言情小说手机站 > 喜上眉梢(上)
上一章 目录 下一章
白天 黑夜

第 11 页

 

  香吟哼了声。“咱们家的爷如今得势,受皇上青睐,往后还怕没好东西赏下来吗?爷一向大方,他吃香肉,咱们定然也能跟着喝好汤,哼哼,那耳珰上的白玉兔入不了我的眼。”

  “姊姊说的是,咱们以后还怕没好东西吗?这耳珰丢了吧。”

  “嗯嗯,全部烧掉才干净啊。”

  “烧掉烧掉,瞧着真有些不舒服。”



  幽魂喃喃哀求着,泪流满面地哀求,但没有用的,她只能眼睁睁看着小丫鬟抱着她那几件旧物,全数抛进燃着落叶的熊熊火焰中。

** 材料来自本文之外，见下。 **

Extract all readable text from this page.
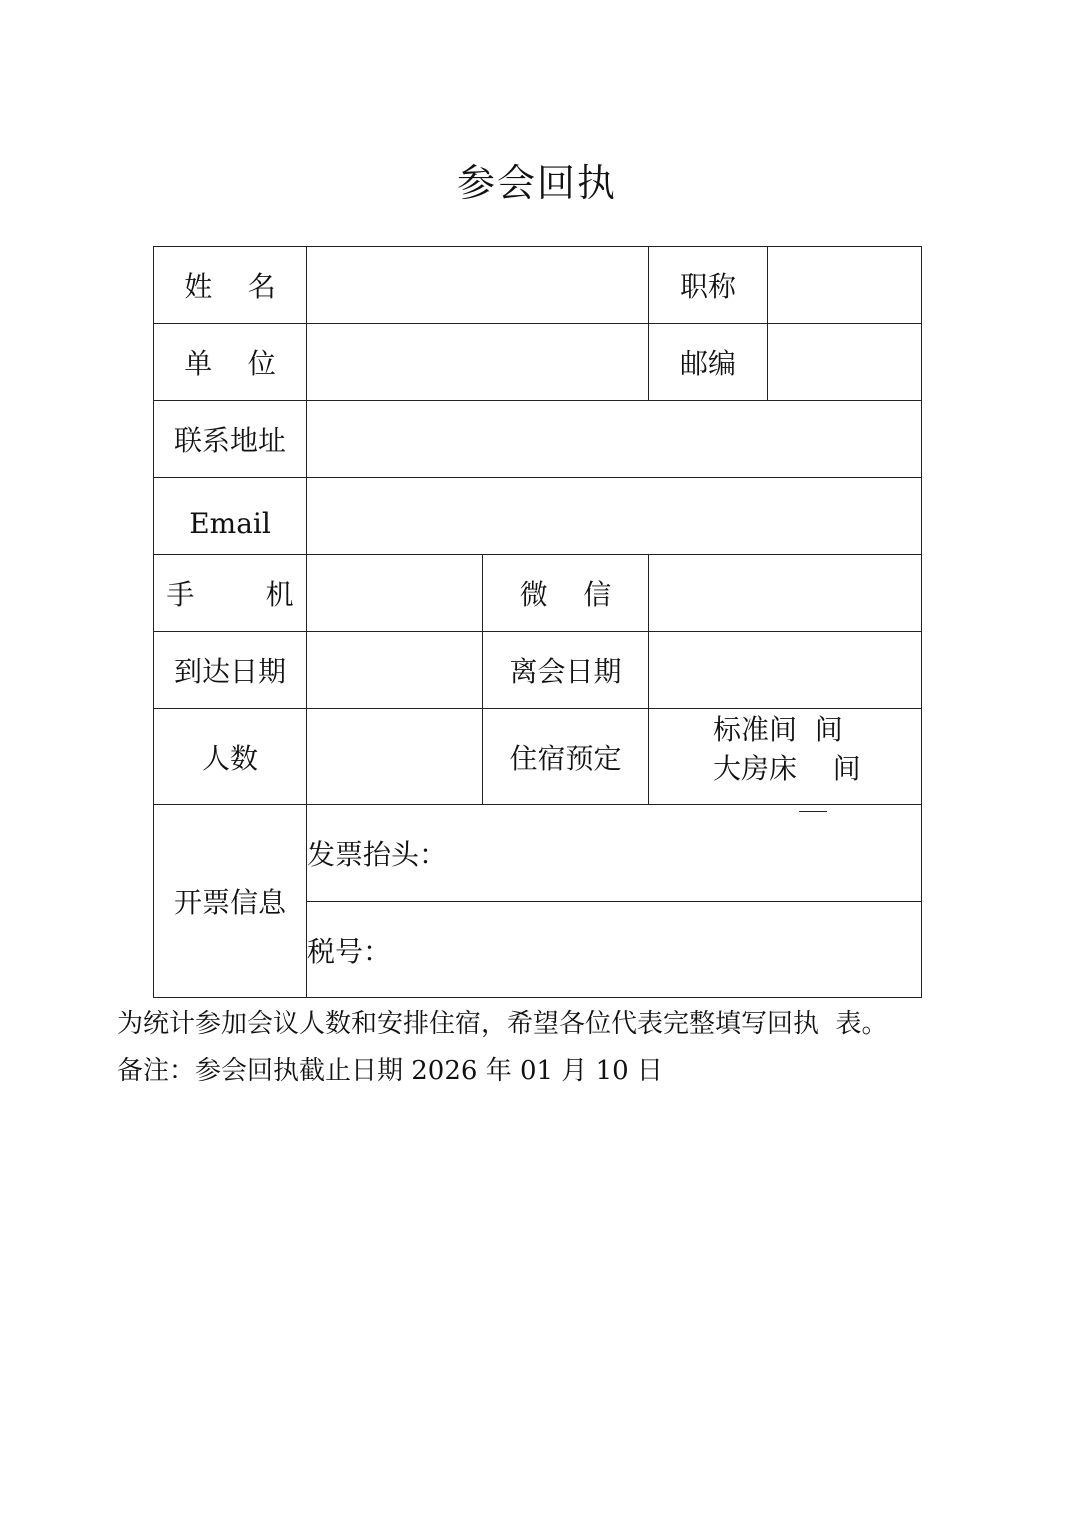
参会回执
姓    名			职称	
单    位			邮编	
联系地址				
Email				
手        机		微    信		
到达日期		离会日期		
人数		住宿预定	标准间  间
大房床    间	

开票信息	发票抬头：			
	税号：			
为统计参加会议人数和安排住宿，希望各位代表完整填写回执  表。
备注：参会回执截止日期 2026 年 01 月 10 日
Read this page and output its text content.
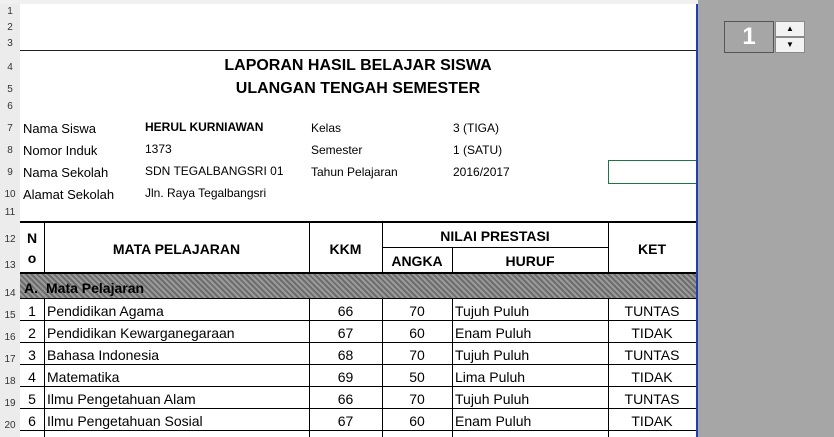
1
2
3
4
5
6
7
8
9
10
11
12
13
14
15
16
17
18
19
20
LAPORAN HASIL BELAJAR SISWA
ULANGAN TENGAH SEMESTER
Nama Siswa	HERUL KURNIAWAN
Nomor Induk	1373
Nama Sekolah	SDN TEGALBANGSRI 01
Alamat Sekolah	Jln. Raya Tegalbangsri
Kelas	3 (TIGA)
Semester	1 (SATU)
Tahun Pelajaran	2016/2017
N
o
MATA PELAJARAN	KKM
NILAI PRESTASI
ANGKA	HURUF
KET
A. Mata Pelajaran
1 Pendidikan Agama	66	70	Tujuh Puluh	TUNTAS
2 Pendidikan Kewarganegaraan	67	60	Enam Puluh	TIDAK
3 Bahasa Indonesia	68	70	Tujuh Puluh	TUNTAS
4 Matematika	69	50	Lima Puluh	TIDAK
5 Ilmu Pengetahuan Alam	66	70	Tujuh Puluh	TUNTAS
6 Ilmu Pengetahuan Sosial	67	60	Enam Puluh	TIDAK
1	▲
▼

  她克制不住发出哀鸣,灵体徒劳无功地扑向火堆,捞不起那一件件旧物,仅能见它们被烧作灰烬、白玉碎裂……

  “啊啊——”

  “不……不要啊——”

  “啊啊啊——啊啊啊——不要啊——”

  幽魂哀鸣不断,浑身痛得不能再痛,她像被撕裂成无数片,恐怖的空乏再度如潮似浪兜头打下,打得她意识震荡,眼前糊作一片。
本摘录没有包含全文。